Since the record does not show whether or not there was interception, I would vacate the judgment and remand the case to the District Court for reconsideration upon a supplemented record.

In that disposition of the case it is not necessary to reach the constitutional question of the validity of the license revocation statute. But, since I read the majority as deciding that question, it is permissible to record my dissent from its conclusion.

The statute, D.C.Code § 2-123, authorizes the District Court to revoke a doctor’s license “upon evidence showing to the satisfaction of the court that [he] has been guilty of misconduct * Emphasis supplied. No one, I suppose, would suggest that Congress may validly authorize the District Court to convict an individual of a crime and sentence him to fine or imprisonment for being guilty of “misconduct.” Such a stand-ardless criminal statute would obviously be void for vagueness. And, as this court has said, “the principles that apply in the protection of” a doctor’s right to practice his profession “are of the same general nature, though not in all particulars, as those which safeguard him when prosecuted for the commission of a minor offense.” Czarra v. Board of Medical Supervisors, 1905, 25 App.D.C. 443, 454.

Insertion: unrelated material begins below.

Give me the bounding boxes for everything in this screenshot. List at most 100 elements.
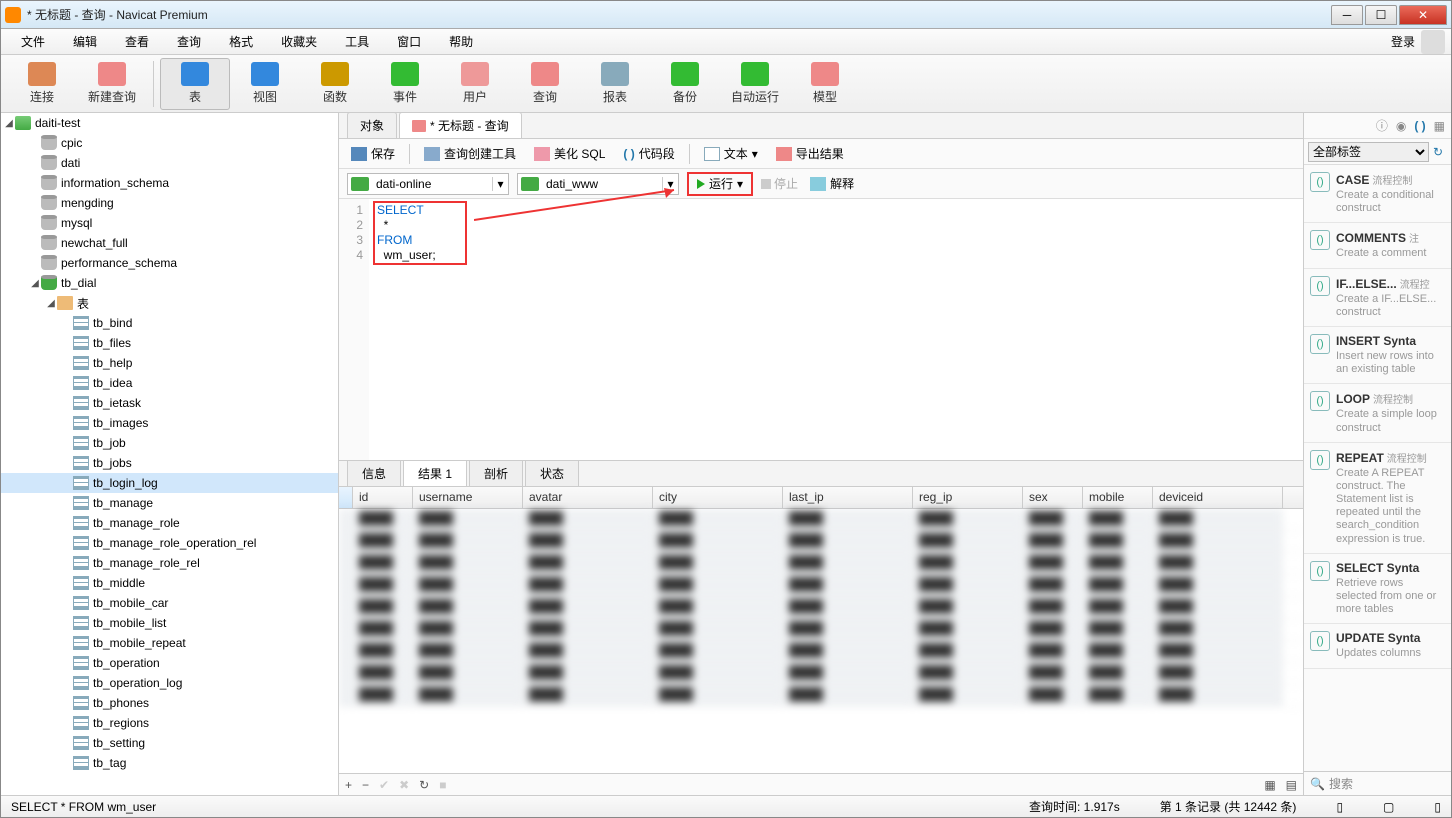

In Czarra, we held invalid the predecessor statute of D.C.Code § 2-123 which authorized license revocation on a finding of “unprofessional or dishonorable conduct.”

We said:

“Doubtless all intelligent and fair-minded persons would agree in the opinion of the board of medical supervisors that the act charged against the appellant in the case at bar amounted to conduct both unprofessional and dishonorable. But this is not the test of the validity of the particular clause of the statute. The underlying question involved in all cases that may arise is whether the courts can uphold and enforce a statute whose broad and indefinite language may apply not only to a particular act about which there would be little or no difference of opinion, but equally to others about which there might be radical differences, thereby devolving upon the tribunals charged with the enforcement of the law the exercise of an arbitrary power of discriminating between the several classes of acts.” 25 App.D.C. at page 453.

We concluded that the standard provided —“unprofessional or dishonorable conduct” — was essentially no standard at all. Yet that standard, in a statute dealing with the medical profession, is probably clearer and more definitive than the “misconduct” standard provided by the instant statute. The earlier statute would at least exclude as a ground of revocation such misconduct as does not reflect on professional standing or personal hon- or. Under the present statute any misconduct — even traffic offenses — could, in the uncontrolled discretion of the District Court, serve as a basis for revoking a license.